Unexpectedly Intriguing!
17 October 2024

The pace at which carbon dioxide accumulates in the Earth's air continues to rise. Through September 2024, that pace is nearing the record for the modern era recorded in January 2017.

That increase has taken place as China, the world's largest source of CO₂ emissions, has seen its factory output slow as the nation's industrial output has weakened. Even so, China's carbon dioxide emissions more than double those of the United States, which means a sluggish Chinese economy still cranks out more CO₂ than any other nation by a very wide margin.

The following NASA animation illustrates that output, showing how emissions originating from various locations around the world diffuse through the Earth's atmosphere. Check out the CO₂ 'smoke cloud' erupting from eastern China....

With Chinese factories slowing, the continued increase in the accumulation rate of CO₂ during the last few months may be a consequence of the strong El Niño event, which ran from May 2023 through April 2024. While not as strong as the 2015-16 El Niño event that was accompanied by extensive wildfires in Indonesia, it appears to be having a similar lingering impact, as seen in the following chart tracking the rate at which the trailing year average of the year-over-year change in the concentration of carbon dioxide in the Earth's atmosphere is changing.

Trailing Twelve Month Average Year-Over-Year Change 
in Parts per Million of Atmospheric Carbon Dioxide, January 2000 - September 2024

New published research by Leipzig University researchers points to the role of strong El Niño events behind that observation. Here's a summary of their findings from the university's press office:

A recent study challenges previous assumptions about the connection between CO₂ in the atmosphere and temperatures in the tropics. Between 1959 and 2011, the CO₂ content in the atmosphere responded twice as strongly to temperatures in the tropics than before. This has often been attributed to increasing droughts in the tropics and to changes in carbon cycle responses caused by climate change. However, the current study conducted by researchers from the Max Planck Institute for Biogeochemistry and Leipzig University suggests that a small number of particularly strong El Niño events could be responsible for this.
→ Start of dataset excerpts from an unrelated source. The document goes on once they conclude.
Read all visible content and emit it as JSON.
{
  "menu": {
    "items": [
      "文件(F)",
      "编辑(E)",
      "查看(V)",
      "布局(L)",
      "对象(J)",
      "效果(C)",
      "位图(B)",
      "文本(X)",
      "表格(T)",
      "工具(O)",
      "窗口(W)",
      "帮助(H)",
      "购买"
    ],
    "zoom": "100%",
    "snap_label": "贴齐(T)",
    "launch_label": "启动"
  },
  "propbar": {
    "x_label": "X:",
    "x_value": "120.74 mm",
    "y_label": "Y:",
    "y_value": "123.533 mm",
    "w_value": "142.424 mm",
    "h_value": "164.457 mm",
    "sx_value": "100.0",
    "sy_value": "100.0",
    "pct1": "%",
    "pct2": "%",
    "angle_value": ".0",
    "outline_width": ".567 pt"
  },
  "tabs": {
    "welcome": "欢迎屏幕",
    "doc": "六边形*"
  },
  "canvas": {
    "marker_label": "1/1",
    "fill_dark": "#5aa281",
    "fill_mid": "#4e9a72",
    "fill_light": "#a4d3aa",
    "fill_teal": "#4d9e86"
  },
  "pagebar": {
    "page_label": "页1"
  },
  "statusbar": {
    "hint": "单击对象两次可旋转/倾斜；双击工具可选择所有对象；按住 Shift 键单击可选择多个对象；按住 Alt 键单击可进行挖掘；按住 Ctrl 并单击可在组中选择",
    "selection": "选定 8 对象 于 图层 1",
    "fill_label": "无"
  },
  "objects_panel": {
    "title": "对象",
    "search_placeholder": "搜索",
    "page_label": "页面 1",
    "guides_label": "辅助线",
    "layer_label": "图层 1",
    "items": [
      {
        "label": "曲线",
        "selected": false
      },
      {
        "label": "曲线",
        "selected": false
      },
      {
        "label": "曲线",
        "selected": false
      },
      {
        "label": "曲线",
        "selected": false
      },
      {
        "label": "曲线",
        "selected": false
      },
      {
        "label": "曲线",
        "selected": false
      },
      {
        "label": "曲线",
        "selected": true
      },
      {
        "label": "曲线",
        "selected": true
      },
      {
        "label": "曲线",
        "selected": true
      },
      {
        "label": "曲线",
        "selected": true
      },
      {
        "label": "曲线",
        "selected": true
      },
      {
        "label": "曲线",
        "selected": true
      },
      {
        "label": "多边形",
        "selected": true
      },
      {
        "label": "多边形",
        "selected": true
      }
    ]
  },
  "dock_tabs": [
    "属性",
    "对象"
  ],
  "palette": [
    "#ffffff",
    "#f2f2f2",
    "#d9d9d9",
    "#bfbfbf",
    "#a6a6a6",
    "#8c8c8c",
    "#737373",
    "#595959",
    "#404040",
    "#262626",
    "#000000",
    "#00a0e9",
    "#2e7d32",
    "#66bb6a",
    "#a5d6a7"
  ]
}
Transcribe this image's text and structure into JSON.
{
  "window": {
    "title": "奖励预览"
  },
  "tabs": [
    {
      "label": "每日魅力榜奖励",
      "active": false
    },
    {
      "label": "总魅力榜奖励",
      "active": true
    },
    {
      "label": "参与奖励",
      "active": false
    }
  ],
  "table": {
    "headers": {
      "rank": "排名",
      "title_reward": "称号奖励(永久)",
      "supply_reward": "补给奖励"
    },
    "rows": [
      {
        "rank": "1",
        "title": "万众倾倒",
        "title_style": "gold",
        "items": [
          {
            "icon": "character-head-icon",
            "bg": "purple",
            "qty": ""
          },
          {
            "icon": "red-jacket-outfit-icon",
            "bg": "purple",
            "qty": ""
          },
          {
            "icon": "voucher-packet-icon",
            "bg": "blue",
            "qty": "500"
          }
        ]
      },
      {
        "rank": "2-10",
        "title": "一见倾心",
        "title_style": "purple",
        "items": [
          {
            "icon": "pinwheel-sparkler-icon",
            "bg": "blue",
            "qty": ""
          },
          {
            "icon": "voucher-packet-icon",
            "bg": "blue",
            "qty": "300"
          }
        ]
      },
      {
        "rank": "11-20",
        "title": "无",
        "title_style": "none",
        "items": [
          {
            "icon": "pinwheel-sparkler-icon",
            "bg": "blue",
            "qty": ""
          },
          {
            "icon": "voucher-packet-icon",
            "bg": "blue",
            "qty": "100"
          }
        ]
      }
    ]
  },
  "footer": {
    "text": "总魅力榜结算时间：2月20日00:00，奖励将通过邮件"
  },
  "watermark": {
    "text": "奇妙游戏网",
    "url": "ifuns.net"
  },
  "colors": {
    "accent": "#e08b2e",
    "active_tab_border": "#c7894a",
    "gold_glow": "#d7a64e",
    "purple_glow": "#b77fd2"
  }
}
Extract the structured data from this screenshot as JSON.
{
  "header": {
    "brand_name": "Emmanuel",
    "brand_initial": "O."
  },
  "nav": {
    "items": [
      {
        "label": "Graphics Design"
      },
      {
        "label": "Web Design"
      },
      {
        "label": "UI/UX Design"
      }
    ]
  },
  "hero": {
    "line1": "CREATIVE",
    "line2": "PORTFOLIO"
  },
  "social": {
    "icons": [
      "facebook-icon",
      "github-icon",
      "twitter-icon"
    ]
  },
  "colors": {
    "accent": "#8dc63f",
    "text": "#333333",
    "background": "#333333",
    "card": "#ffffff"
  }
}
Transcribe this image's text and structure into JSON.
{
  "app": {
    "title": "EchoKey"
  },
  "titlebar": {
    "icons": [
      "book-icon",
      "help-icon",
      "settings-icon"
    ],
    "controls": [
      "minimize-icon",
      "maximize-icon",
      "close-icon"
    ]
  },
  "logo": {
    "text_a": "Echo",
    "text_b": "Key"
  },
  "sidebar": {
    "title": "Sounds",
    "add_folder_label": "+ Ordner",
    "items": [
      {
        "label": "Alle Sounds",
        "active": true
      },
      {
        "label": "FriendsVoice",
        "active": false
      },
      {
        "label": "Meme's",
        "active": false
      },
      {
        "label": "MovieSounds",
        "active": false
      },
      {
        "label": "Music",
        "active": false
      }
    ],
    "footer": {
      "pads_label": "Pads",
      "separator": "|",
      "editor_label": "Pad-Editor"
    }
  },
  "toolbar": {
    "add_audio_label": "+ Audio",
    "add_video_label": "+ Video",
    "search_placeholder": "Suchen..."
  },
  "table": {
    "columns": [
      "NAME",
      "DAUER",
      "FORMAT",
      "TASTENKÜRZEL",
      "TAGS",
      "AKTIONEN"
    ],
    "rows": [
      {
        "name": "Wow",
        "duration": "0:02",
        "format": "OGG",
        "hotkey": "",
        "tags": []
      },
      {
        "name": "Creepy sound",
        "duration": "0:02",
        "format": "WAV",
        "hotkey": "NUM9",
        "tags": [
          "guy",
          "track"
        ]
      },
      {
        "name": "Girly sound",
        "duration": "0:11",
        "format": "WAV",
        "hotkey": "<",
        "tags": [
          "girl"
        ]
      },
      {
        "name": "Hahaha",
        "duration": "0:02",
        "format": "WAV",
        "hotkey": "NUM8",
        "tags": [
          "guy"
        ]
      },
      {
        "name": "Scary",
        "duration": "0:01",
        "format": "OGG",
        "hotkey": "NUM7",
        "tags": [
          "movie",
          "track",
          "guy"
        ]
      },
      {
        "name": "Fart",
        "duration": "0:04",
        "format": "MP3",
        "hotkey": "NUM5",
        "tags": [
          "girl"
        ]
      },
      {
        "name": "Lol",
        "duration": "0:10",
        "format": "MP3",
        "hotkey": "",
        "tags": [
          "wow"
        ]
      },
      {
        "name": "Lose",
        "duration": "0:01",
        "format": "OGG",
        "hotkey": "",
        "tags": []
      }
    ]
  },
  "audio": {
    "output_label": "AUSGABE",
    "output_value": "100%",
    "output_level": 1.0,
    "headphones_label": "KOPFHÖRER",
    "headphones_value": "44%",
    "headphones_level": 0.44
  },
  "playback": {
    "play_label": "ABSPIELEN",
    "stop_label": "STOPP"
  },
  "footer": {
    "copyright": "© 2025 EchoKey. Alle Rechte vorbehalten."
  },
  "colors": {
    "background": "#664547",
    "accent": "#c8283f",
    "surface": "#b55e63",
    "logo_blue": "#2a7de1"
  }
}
Both tropical and non-tropical ecosystems absorb large amounts of carbon that were previously released into the atmosphere through human CO₂ emissions. Globally, land surface ecosystems act as a carbon sink and absorb on average around a third of human CO₂ emissions. These ecosystems are therefore a natural buffer for climate change. In the 1980s and 1990s, however, researchers observed an increased fluctuation in global carbon storage on land, and it appeared that the CO₂ growth rate was particularly sensitive to temperatures in the tropics. In a recent study, researchers from Jena and Leipzig found that this “doubling” of sensitivity was caused by the increased occurrence of El Niño events in the 1980s and 1990s compared to 1960–1979. This also includes the extreme El Niño events of 1982/83 and 1997/98. El Niño events cause severe droughts and heat waves in the tropics, which affect plant growth and thus reduce carbon uptake. In times of El Niño, vegetation even releases large amounts of carbon that would otherwise be sequestered in the soil or forests. This causes the CO₂ content in the atmosphere to increase.

The authors of the study emphasise that this CO₂ increase is due to internal climate variability rather than a systematic change in the carbon cycle caused by climate change. “Our results show that this doubling of sensitivity is not necessarily a sign of a fundamental change in the response of the carbon cycle to climate change,” says Na Li from the Max Planck Institute for Biogeochemistry, first author of the study. Instead, it is caused by the combination of extreme El Niño events and their global impact.

Tropical droughts associated with strong El Niño events contribute to a faster pace of CO₂ accumulation in the atmosphere by reducing its absorption by plant life until the affected regions have had sufficient time to recover, which can be aggravated by related wildfire events. Our chart showing the strong El Niño events of 2015-16 and 2023-24 suggests that effect continues for many months after the El Niño events themselves have ended. Through this point of 2024, that effect would seem to be more than offseting the slowing output from China's economy.

The big question for the months ahead is whether the Chinese government's new efforts to stimulute China's economy will offset the natural recovery from the 2023-24 El Niño event and cause the rate of CO₂ accumulation to continue increasing rather than diminishing.

References

National Oceanographic and Atmospheric Administration. Earth System Research Laboratory. Mauna Loa Observatory CO2 Data. [Online Data]. Updated 5 October 2024. Accessed 11 October 2024.